Aucun administrateur ne peut rester insensible devant de tels arguments, de
souligner Robert Bourbonnais, fort convaincant. Qu’à cela ne tienne, il en remet
encore. Quel autre moyen de prévention, dit-il, pourrait permettre d’arriver à des
résultats aussi spectaculaires ? Aucun, on l’aura deviné. Et pour achever de nous
convaincre, M. Bourbonnais dit qu’il ne faudrait surtout pas enlever un lèvepersonne ici. Ce serait la révolution !
La prévention présente au quotidien
Le préventionniste observe également que, dans son établissement, la prévention
est beaucoup plus présente depuis deux ans, tant chez les cadres que chez les travailleurs. En même temps que les travailleurs vivent un accroissement de la charge
de travail et de la charge de stress qui en découle, il semble que, pour contrer le
mieux possible les effets négatifs de cette situation, ils se tournent davantage vers
la prévention.
Un des mécanismes qui contribuent à une intégration au quotidien de la prévention, c’est la procédure de déclaration de situation dangereuse. Il en aura fallu du
temps pourtant, avant que le personnel ne fasse confiance à cet outil. Les infirmières,
entre autres, ont manifesté de la résistance. Elles semblaient penser que les dangers
pour la santé-sécurité n’étaient pas présents dans leur situation de travail. Paradoxalement, après en avoir expérimenté les bienfaits, ce sont elles qui, maintenant,
déclarent le plus de situations dangereuses.

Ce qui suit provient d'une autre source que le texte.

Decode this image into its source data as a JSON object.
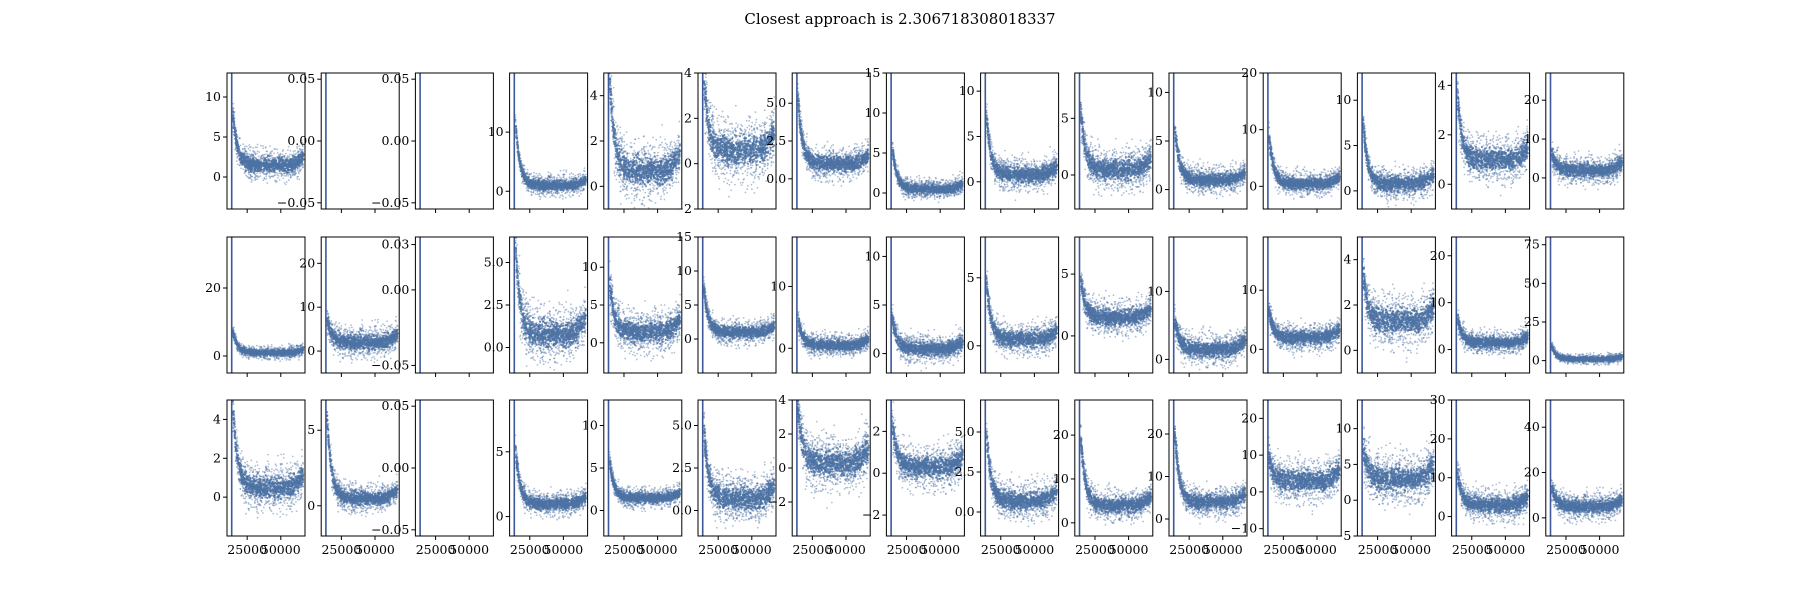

Il faut dire que la procédure de déclaration est prise très au sérieux à la Cité
de la Santé. Ce mécanisme a été à la source de bon nombre de modifications. Qu’il
suffise de mentionner l’agrandissement des chambres par l’intérieur avec la disparition des somnos et la modification des vestiaires.
Cette mesure parmi d’autres, ajoutée à l’utilisation du LPSRP, fait que la proportion d’accidents dans les chambres continue à diminuer et ce, même si le
nombre absolu, lui, continue d’augmenter. Pourquoi parler de proportion ? « C’est
que, de préciser Robert Bourbonnais, si le nombre d’accidents augmente, c’est en
raison de l’augmentation du volume de
la tâche. » Pour lui, il ne fait pas de doute,
si le volume de travail était demeuré constant depuis cinq ans, il y aurait eu baisse
nette d’accidents pour cette même période.
Que réserve l’avenir ?
Selon Robert Bourbonnais, malgré les
temps difficiles que vit son établissement
– un déficit de six millions de dollars est
prévu cette année – l’avenir s’annonce
plutôt bien au chapitre de la prévention.
Un très gros projet pour une nouvelle
urgence est sur la table à dessin actuellement. On fonde beaucoup d’espoir dans
le milieu sur ce nouvel aménagement.
L’ASSTSAS, par le biais des projets PARC
(Prévention-Aménagement-RénovationConstruction), est mise à contribution.
Pour l’ASSTSAS, c’est l’histoire qui se répète. En effet, elle a participé à un important projet de rénovation de la cuisine en
1993. Une centaine de recommandations
énoncées par le conseiller de l’ASSTSAS,
Jocelyn Villeneuve, ont été retenues.
En terminant, Robert Bourbonnais
lance un message qui s’adresse en fait à
tous les artisans de la prévention dans le
secteur. « En prévention, rappelle-t-il, il
ne faut surtout pas s’asseoir sur ses lauriers. Il faut toujours avoir en tête de nouveaux projets. » De plus, souligne-t-il, il
faut aimer faire de la prévention et pardessus tout, aimer les gens. « Tu ne peux
pas faire de la prévention, isolé dans ton
bureau. »
À n’en pas douter, Robert Bourbonnais
est l’incarnation même de cette passion,
à la fois pour la prévention et pour les
personnes. ◆
RÉFÉRENCES
1ASSTSAS.
« Dossier : Le lève-personne sur rail au
plafond : outil de travail indispensable », Objectif
prévention, vol. 17, no 2, 1994, pages 13-39. Aussi
sur le même sujet : CORMIER, Yves. « L’installation
de LPSRAP, une expérience réussie au Centre hospitalier régional de Baie-Comeau », Objectif prévention,
1999, vol 22, no 3, p. 14.
2Diminution
du risque de blessure parmi le personnel
soignant d’un centre hospitalier de soins de courte
durée (CHSCD) après l’installation de LPRSP,
Cahiers des conférences et des abrégés, 4e Conférence
internationale de la CIST sur la santé au travail des
travailleurs de la santé, Montréal, octobre 1999.